Mopti : la lutte contre la désinformation à l’agenda des autorités locales
Face à la multiplication des fausses informations, la région de Mopti mise sur le renforcement des capacités des acteurs de l’information. Les 30 juin et 1er juillet 2026, un atelier de formation a réuni des journalistes et des membres de la société civile autour des enjeux de la lutte contre la désinformation.
Initiée par le gouverneur de la région de Mopti, le général de brigade Daouda Dembélé, cette rencontre visait à doter les participants d’outils pratiques pour identifier, vérifier et contrer les fausses informations, devenues un défi majeur dans le contexte sécuritaire et social du Mali.
« Cet atelier s’inscrit en droite ligne de la vision des hautes autorités du pays pour la restauration de l’autorité de l’État sur les plateformes des réseaux sociaux », a déclaré le gouverneur lors de la cérémonie d’ouverture.
Dérogation pour les journalistes
Pendant deux jours, des experts locaux et nationaux ont animé plusieurs sessions consacrées à la désinformation, à ses différentes formes et à ses conséquences sur la société. Les communications portaient sur les techniques de fact-checking, la responsabilité sociale du journaliste, la loi portant répression de la cybercriminalité au Mali, la protection des données à caractère personnel ainsi qu’aux missions de l’Autorité de protection des données à caractère personnel (APDP).
Selon Dr Gabou Diop, coordinateur des antennes régionales de l’APDP, la protection des données à caractère personnel trouve son fondement dans des traités internationaux, mais surtout dans la Constitution de juillet 2023, qui consacre explicitement cette notion dans son article 12 : « Le domicile, le domaine privé, la vie privée et familiale, les données à caractère personnel, le secret de la correspondance et des communications sont inviolables. Il ne peut y être porté atteinte que dans les conditions prévues par la loi ».
Il a également rappelé les dérogations dont bénéficient les journalistes dans la collecte et le traitement des données à caractère personnel.

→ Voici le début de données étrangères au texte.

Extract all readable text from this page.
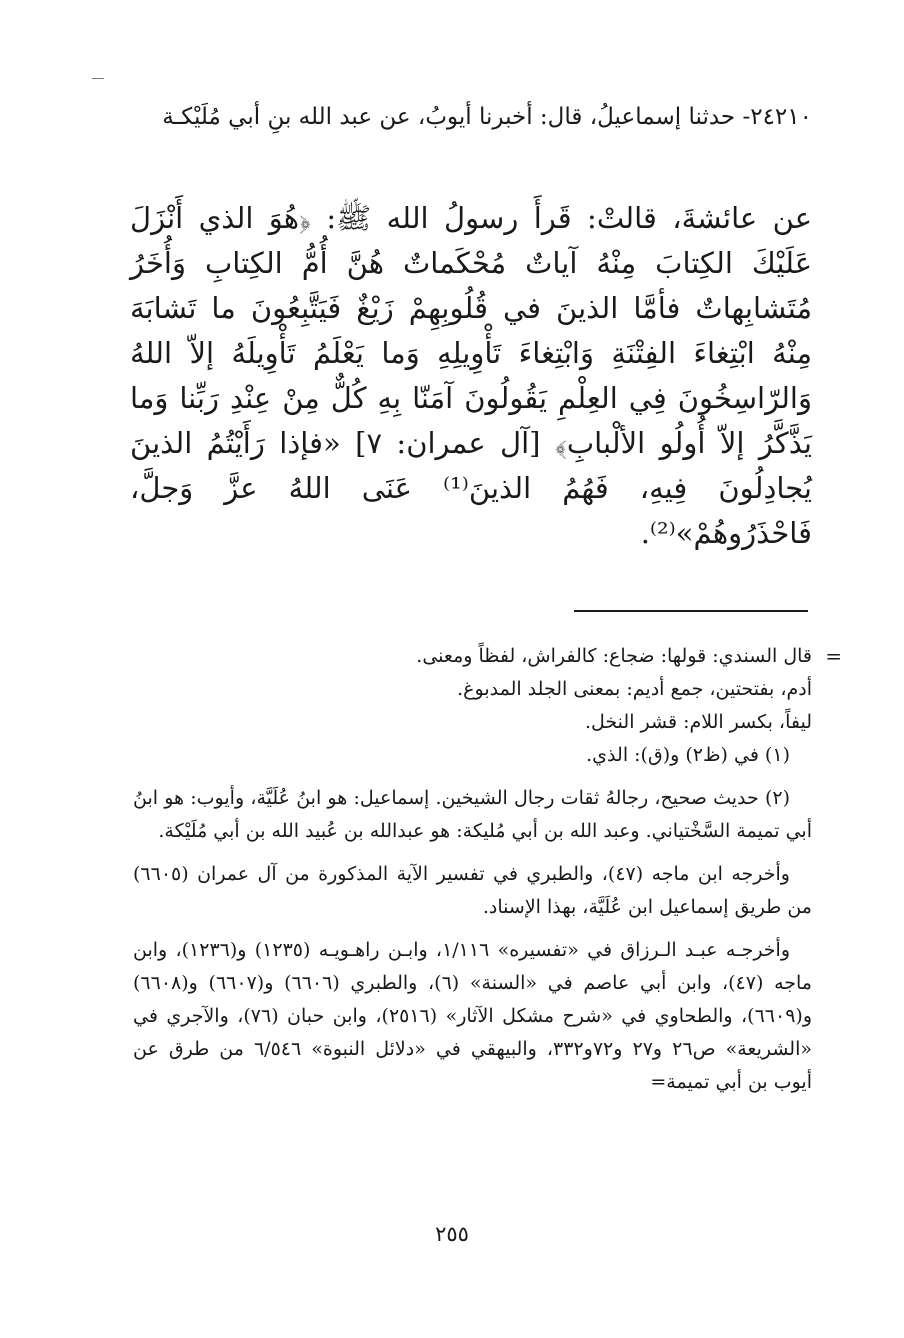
٢٤٢١٠- حدثنا إسماعيلُ، قال: أخبرنا أيوبُ، عن عبد الله بنِ أبي مُلَيْكـة

عن عائشةَ، قالتْ: قَرأَ رسولُ الله ﷺ: ﴿هُوَ الذي أَنْزَلَ عَلَيْكَ الكِتابَ مِنْهُ آياتٌ مُحْكَماتٌ هُنَّ أُمُّ الكِتابِ وَأُخَرُ مُتَشابِهاتٌ فأمَّا الذينَ في قُلُوبِهِمْ زَيْغٌ فَيَتَّبِعُونَ ما تَشابَهَ مِنْهُ ابْتِغاءَ الفِتْنَةِ وَابْتِغاءَ تَأْوِيلِهِ وَما يَعْلَمُ تَأْوِيلَهُ إلاّ اللهُ وَالرّاسِخُونَ فِي العِلْمِ يَقُولُونَ آمَنّا بِهِ كُلٌّ مِنْ عِنْدِ رَبِّنا وَما يَذَّكَّرُ إلاّ أُولُو الألْبابِ﴾ [آل عمران: ٧] «فإذا رَأَيْتُمُ الذينَ يُجادِلُونَ فِيهِ، فَهُمُ الذينَ⁽¹⁾ عَنَى اللهُ عزَّ وَجلَّ، فَاحْذَرُوهُمْ»⁽²⁾.

=

قال السندي: قولها: ضجاع: كالفراش، لفظاً ومعنى.

أدم، بفتحتين، جمع أديم: بمعنى الجلد المدبوغ.

ليفاً، بكسر اللام: قشر النخل.

(١) في (ظ٢) و(ق): الذي.

(٢) حديث صحيح، رجالهُ ثقات رجال الشيخين. إسماعيل: هو ابنُ عُلَيَّة، وأيوب: هو ابنُ أبي تميمة السَّخْتياني. وعبد الله بن أبي مُليكة: هو عبدالله بن عُبيد الله بن أبي مُلَيْكة.

وأخرجه ابن ماجه (٤٧)، والطبري في تفسير الآية المذكورة من آل عمران (٦٦٠٥) من طريق إسماعيل ابن عُلَيَّة، بهذا الإسناد.

وأخرجـه عبـد الـرزاق في «تفسيره» ١/١١٦، وابـن راهـويـه (١٢٣٥) و(١٢٣٦)، وابن ماجه (٤٧)، وابن أبي عاصم في «السنة» (٦)، والطبري (٦٦٠٦) و(٦٦٠٧) و(٦٦٠٨) و(٦٦٠٩)، والطحاوي في «شرح مشكل الآثار» (٢٥١٦)، وابن حبان (٧٦)، والآجري في «الشريعة» ص٢٦ و٢٧ و٧٢و٣٣٢، والبيهقي في «دلائل النبوة» ٦/٥٤٦ من طرق عن أيوب بن أبي تميمة=

٢٥٥
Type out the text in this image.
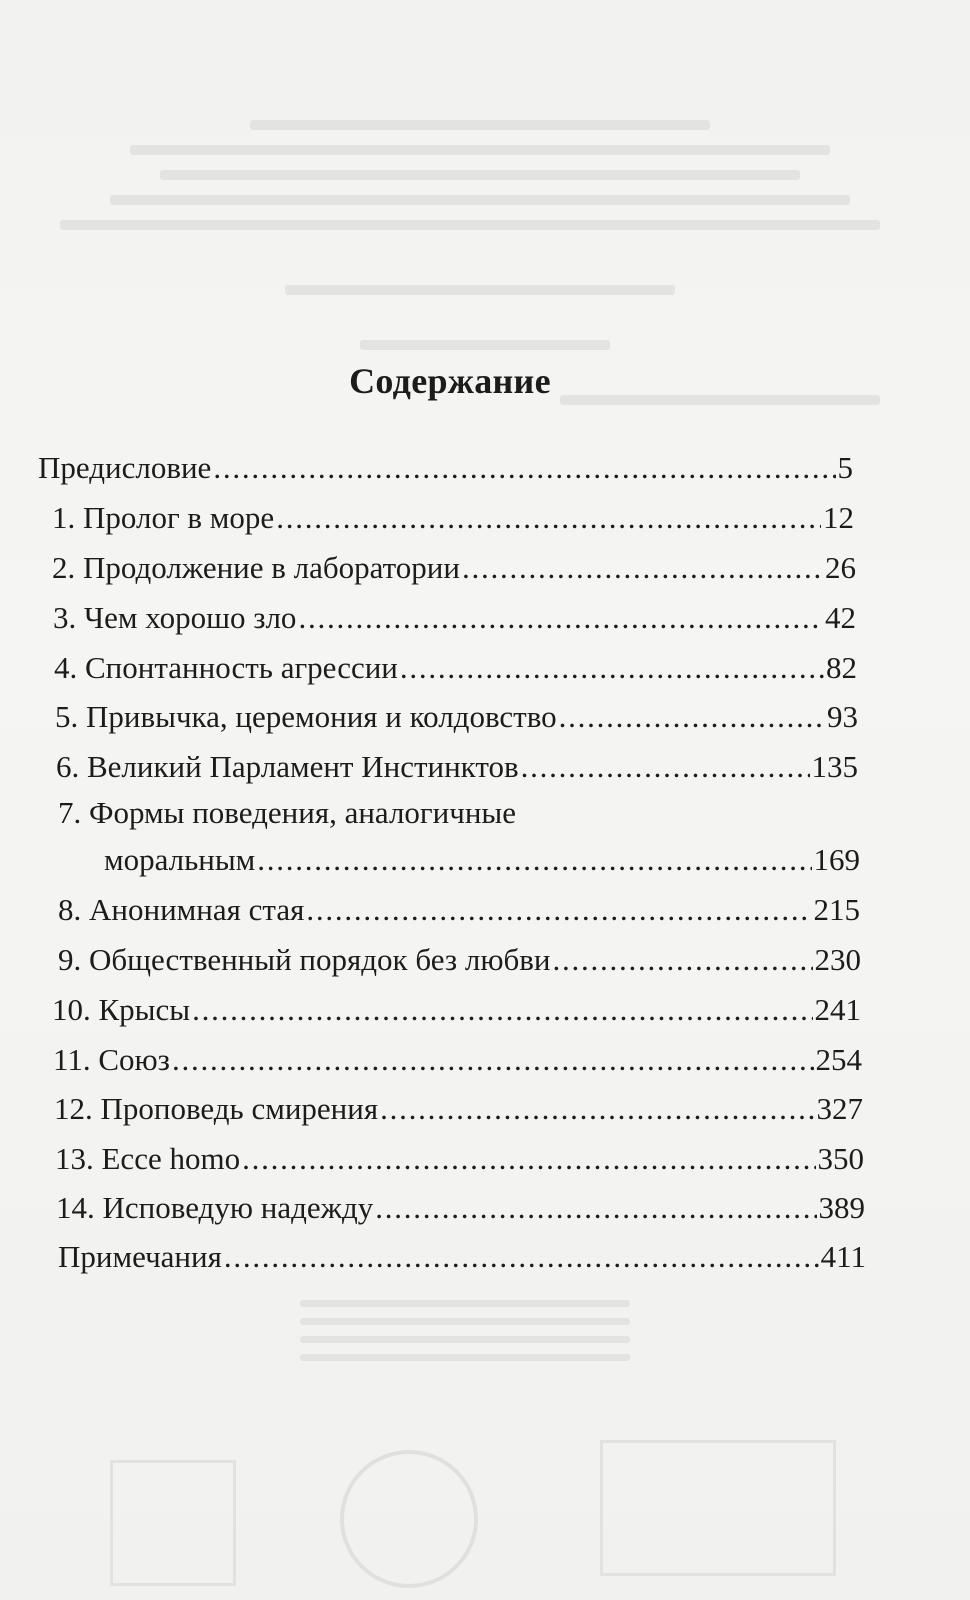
Содержание
Предисловие . . .	5
1. Пролог в море . . .	12
2. Продолжение в лаборатории . . .	26
3. Чем хорошо зло . . .	42
4. Спонтанность агрессии . . .	82
5. Привычка, церемония и колдовство . . .	93
6. Великий Парламент Инстинктов . . .	135
7. Формы поведения, аналогичные
моральным . . .	169
8. Анонимная стая . . .	215
9. Общественный порядок без любви . . .	230
10. Крысы . . .	241
11. Союз . . .	254
12. Проповедь смирения . . .	327
13. Ecce homo . . .	350
14. Исповедую надежду . . .	389
Примечания . . .	411
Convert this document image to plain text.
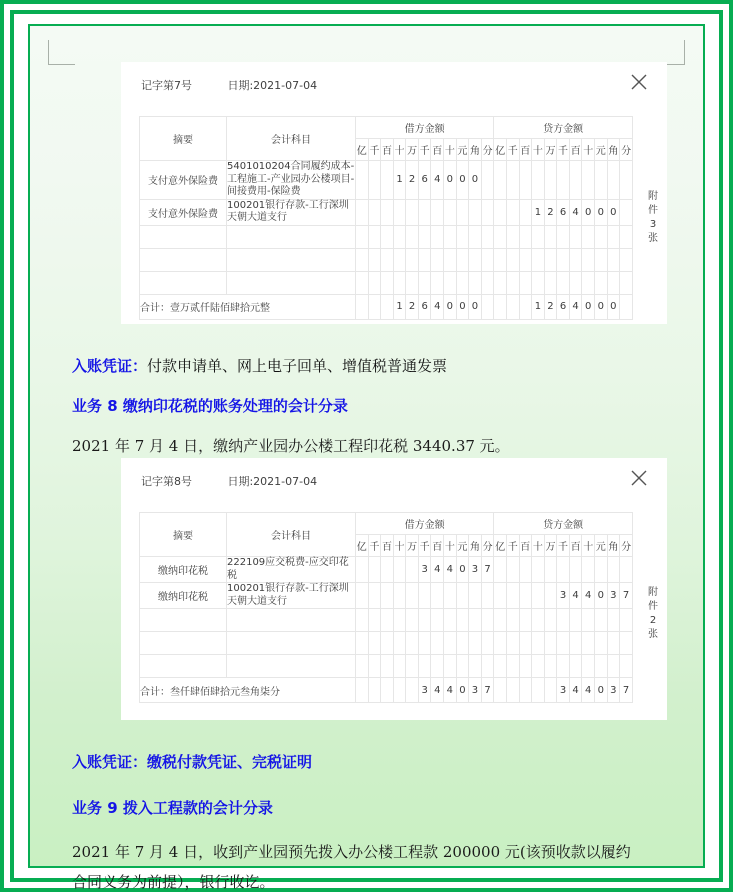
记字第7号	日期:2021-07-04
摘要	会计科目	借方金额											贷方金额										
		亿	千	百	十	万	千	百	十	元	角	分	亿	千	百	十	万	千	百	十	元	角	分
支付意外保险费	5401010204合同履约成本-工程施工-产业园办公楼项目-间接费用-保险费				1	2	6	4	0	0	0												
支付意外保险费	100201银行存款-工行深圳天朝大道支行															1	2	6	4	0	0	0	

合计：壹万贰仟陆佰肆拾元整					1	2	6	4	0	0	0					1	2	6	4	0	0	0	
附
件
3
张

入账凭证：付款申请单、网上电子回单、增值税普通发票

业务 8 缴纳印花税的账务处理的会计分录

2021 年 7 月 4 日，缴纳产业园办公楼工程印花税 3440.37 元。

记字第8号	日期:2021-07-04
摘要	会计科目	借方金额											贷方金额										
		亿	千	百	十	万	千	百	十	元	角	分	亿	千	百	十	万	千	百	十	元	角	分
缴纳印花税	222109应交税费-应交印花税						3	4	4	0	3	7											
缴纳印花税	100201银行存款-工行深圳天朝大道支行																	3	4	4	0	3	7

合计：叁仟肆佰肆拾元叁角柒分							3	4	4	0	3	7						3	4	4	0	3	7
附
件
2
张

入账凭证：缴税付款凭证、完税证明

业务 9 拨入工程款的会计分录

2021 年 7 月 4 日，收到产业园预先拨入办公楼工程款 200000 元(该预收款以履约

合同义务为前提），银行收讫。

Quant au premier substitut du procureur de la République près le Tribunal de Grande Instance de Mopti, Lassina Coulibaly, il a rappelé que la loi portant répression de la cybercriminalité de 2019 ne vise pas uniquement les journalistes. Il a également expliqué la compétence du Pôle national de lutte contre la cybercriminalité ainsi que les modalités permettant aux citoyens ne résidant pas à Bamako de saisir cette juridiction.
Expérience de terrain
L’atelier a aussi offert un cadre de dialogue entre de jeunes journalistes et des professionnels expérimentés des médias. L’actuel directeur régional de la station régionale de l’ORTM, Oumar Maiga et ses anciens collègues, Adama Djimdé et Yacouba Maïga ont partagé des expériences de terrain lors de la crise de 2012 ou encore lors des attaques terroristes ayant visé Ogossagou et Sobane Da.
« La désinformation peut créer des tensions et amplifier le conflit. Lors de l’attaque de Sobane Da en 2019, la communication du premier bilan était venue à partir d’une mésinformation d’un maire. Cela a eu pour conséquence la diffusion d’un faux bilan à la télévision nationale et dans les médias locaux et internationaux. Après, la vérification du bilan a été revu à la baisse, mais le coup était déjà parti », témoigne Yacouba Maïga.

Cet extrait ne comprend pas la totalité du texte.